C’est dans ce contexte que Generali France a décidé en juillet dernier de faire appel à l’intelligence artificielle. La compagnie a testé jusqu’à la fin du mois de septembre le programme Watson d’IBM pour épauler les 280 personnes mobilisées dans la maison sur les contrats d’assurance-vie en déshérence. Le résultat s’est révélé probant, les collaborateurs équipés du « robot » Watson parvenant à régler un tiers de dossiers de plus que leurs collègues dans leur recherche des ayants droit. L’assureur devrait donc signer dans les prochains jours le déploiement du programme d’IBM auprès des équipes concernées.
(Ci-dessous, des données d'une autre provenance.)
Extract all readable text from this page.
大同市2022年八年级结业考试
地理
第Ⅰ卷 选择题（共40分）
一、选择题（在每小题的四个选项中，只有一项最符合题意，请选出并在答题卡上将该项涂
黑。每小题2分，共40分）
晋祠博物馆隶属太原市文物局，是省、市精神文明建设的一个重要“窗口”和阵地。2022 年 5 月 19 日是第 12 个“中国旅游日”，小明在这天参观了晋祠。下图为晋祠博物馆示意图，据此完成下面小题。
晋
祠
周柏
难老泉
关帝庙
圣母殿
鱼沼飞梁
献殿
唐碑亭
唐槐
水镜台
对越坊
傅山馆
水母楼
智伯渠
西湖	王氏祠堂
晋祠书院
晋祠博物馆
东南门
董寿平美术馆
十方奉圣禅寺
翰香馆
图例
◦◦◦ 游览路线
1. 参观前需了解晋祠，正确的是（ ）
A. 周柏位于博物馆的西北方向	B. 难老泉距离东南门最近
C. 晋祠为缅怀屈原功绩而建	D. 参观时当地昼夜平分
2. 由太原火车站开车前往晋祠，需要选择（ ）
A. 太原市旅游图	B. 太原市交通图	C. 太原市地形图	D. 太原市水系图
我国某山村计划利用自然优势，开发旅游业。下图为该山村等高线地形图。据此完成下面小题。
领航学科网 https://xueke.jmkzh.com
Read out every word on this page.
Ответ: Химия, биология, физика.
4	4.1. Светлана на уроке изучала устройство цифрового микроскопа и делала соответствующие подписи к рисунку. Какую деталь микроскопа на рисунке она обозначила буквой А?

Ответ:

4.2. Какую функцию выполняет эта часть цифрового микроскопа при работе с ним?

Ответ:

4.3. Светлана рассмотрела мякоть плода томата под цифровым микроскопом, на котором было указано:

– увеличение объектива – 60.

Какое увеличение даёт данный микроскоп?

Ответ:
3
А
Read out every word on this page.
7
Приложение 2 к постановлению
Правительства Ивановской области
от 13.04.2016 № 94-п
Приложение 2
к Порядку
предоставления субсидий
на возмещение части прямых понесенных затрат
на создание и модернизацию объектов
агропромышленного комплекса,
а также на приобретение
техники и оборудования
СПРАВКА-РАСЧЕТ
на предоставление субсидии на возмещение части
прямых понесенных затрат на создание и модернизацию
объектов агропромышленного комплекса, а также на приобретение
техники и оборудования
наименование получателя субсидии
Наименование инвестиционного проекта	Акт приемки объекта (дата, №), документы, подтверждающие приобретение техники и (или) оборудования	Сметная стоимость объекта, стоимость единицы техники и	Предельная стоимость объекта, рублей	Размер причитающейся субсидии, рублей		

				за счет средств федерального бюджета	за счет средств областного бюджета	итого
Une aide pour les cas difficiles
Chez Generali, les bénéficiaires d’un contrat qui ne se manifestent pas d’eux-mêmes ou par l’intermédiaire d’un notaire représentent 20 % des dossiers de décès traités par la compagnie. Les raisons sont multiples : nombre d’héritiers ne savent pas qu’un aïeul a souscrit un contrat, d’autres le laissent « dormir » en raison du faible montant à récupérer. Il arrive aussi que les assureurs ignorent le décès d’un de leur clients. Certes, ils ont aujourd’hui l’obligation de vérifier chaque année que leurs clients sont toujours en vie, en interrogeant le répertoire de l’Insee. Mais dans ce fichier ne figure souvent que le nom de naissance des femmes, alors que l’assureur dispose habituellement du nom marital.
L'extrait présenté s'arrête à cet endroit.